Long-term care insurance or veterans’ benefits offer additional support. Home health services under Part A or B provide outpatient alternatives. These suit those returning home.
Outpatient therapy through Part B continues indefinitely with medical necessity. It focuses on maintenance or gradual improvement. Combining options creates comprehensive recovery plans.
Summary
Medicare covers up to 100 days of rehab in skilled nursing facilities per benefit period, with full payment for the first 20 days after deductible and $217 daily coinsurance for days 21-100 in 2026. Inpatient rehabilitation facilities follow hospital rules, covering 60 days fully, then coinsurance up to lifetime reserves. Eligibility requires qualifying hospital stays and daily skilled care. Beyond limits, other funding sources become necessary. Reviewing plans and consulting providers ensures clear expectations for recovery journeys.
FAQ
How many days of rehab does Medicare cover in a skilled nursing facility?
Medicare covers up to 100 days per benefit period in a skilled nursing facility. The first 20 days cost nothing after the deductible. Days 21-100 require $217 daily coinsurance in 2026.
What about coverage in an inpatient rehabilitation facility?
Inpatient rehab facilities cover days 1-60 fully after deductible. Days 61-90 cost $434 daily. Up to 60 lifetime reserve days extend at $868 each, with no strict 100-day limit like SNFs.
What qualifies for Medicare rehab coverage?
A three-day inpatient hospital stay starts eligibility for SNF rehab. Daily skilled care must be needed. Doctor certification and Medicare-participating facilities are required.
Does Medicare cover rehab beyond 100 days?

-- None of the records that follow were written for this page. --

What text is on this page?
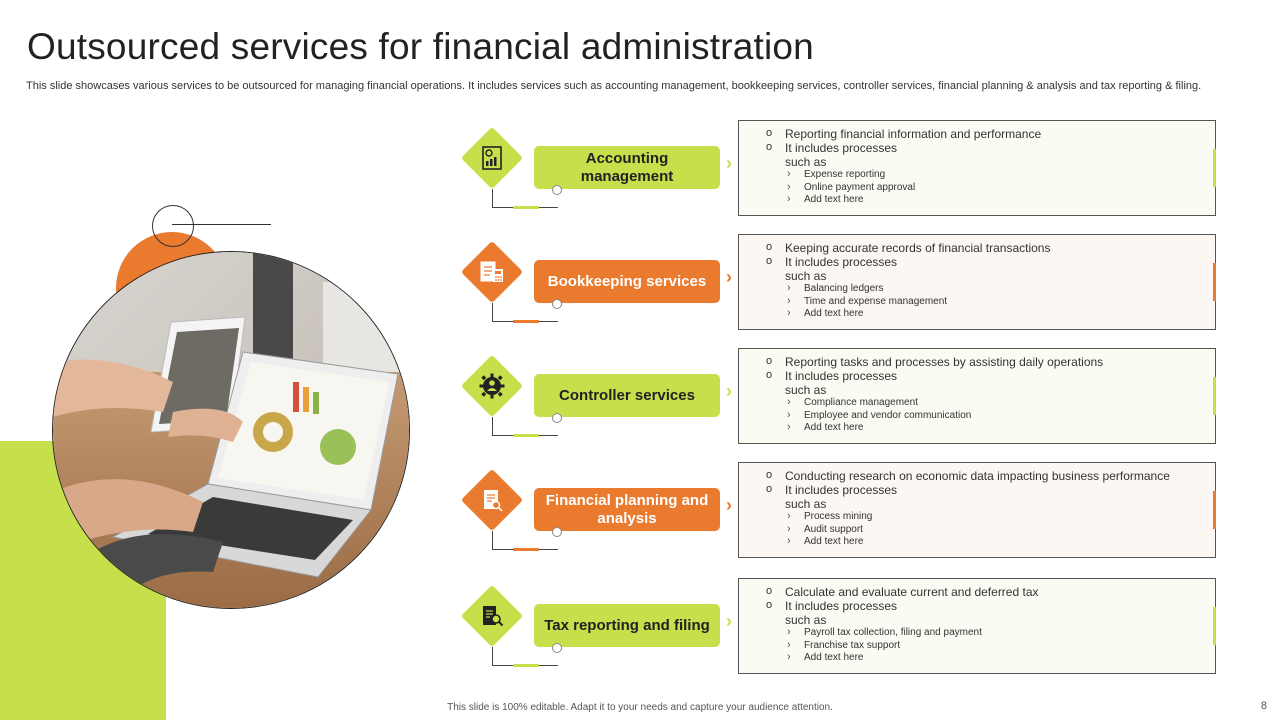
Outsourced services for financial administration
This slide showcases various services to be outsourced for managing financial operations. It includes services such as accounting management, bookkeeping services, controller services, financial planning & analysis and tax reporting & filing.
Accounting management
›
o Reporting financial information and performance
o It includes processes
such as
› Expense reporting
› Online payment approval
› Add text here
Bookkeeping services	›
o Keeping accurate records of financial transactions
o It includes processes
such as
› Balancing ledgers
› Time and expense management
› Add text here
Controller services	›
o Reporting tasks and processes by assisting daily operations
o It includes processes
such as
› Compliance management
› Employee and vendor communication
› Add text here
Financial planning and analysis
›
o Conducting research on economic data impacting business performance
o It includes processes
such as
› Process mining
› Audit support
› Add text here
Tax reporting and filing ›
o Calculate and evaluate current and deferred tax
o It includes processes
such as
› Payroll tax collection, filing and payment
› Franchise tax support
› Add text here
This slide is 100% editable. Adapt it to your needs and capture your audience attention.	8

No, Medicare stops after 100 days in SNFs per period. IRFs use lifetime reserves after day 90. Long-term needs shift to Medicaid or private pay.
How do benefit periods affect coverage?
Benefit periods reset after 60 days without inpatient care. New periods restart the 100-day SNF limit and deductible. Multiple periods can occur yearly.
Can Medicare Advantage plans change rehab days?
Medicare Advantage follows similar day limits but may have different copays or networks. Some add extras. Check specific plan documents for variations.
What if rehab ends before 100 days?
Coverage stops if skilled care no longer needed or progress plateaus. Facilities provide non-coverage notices. Appeals allow challenges to early terminations.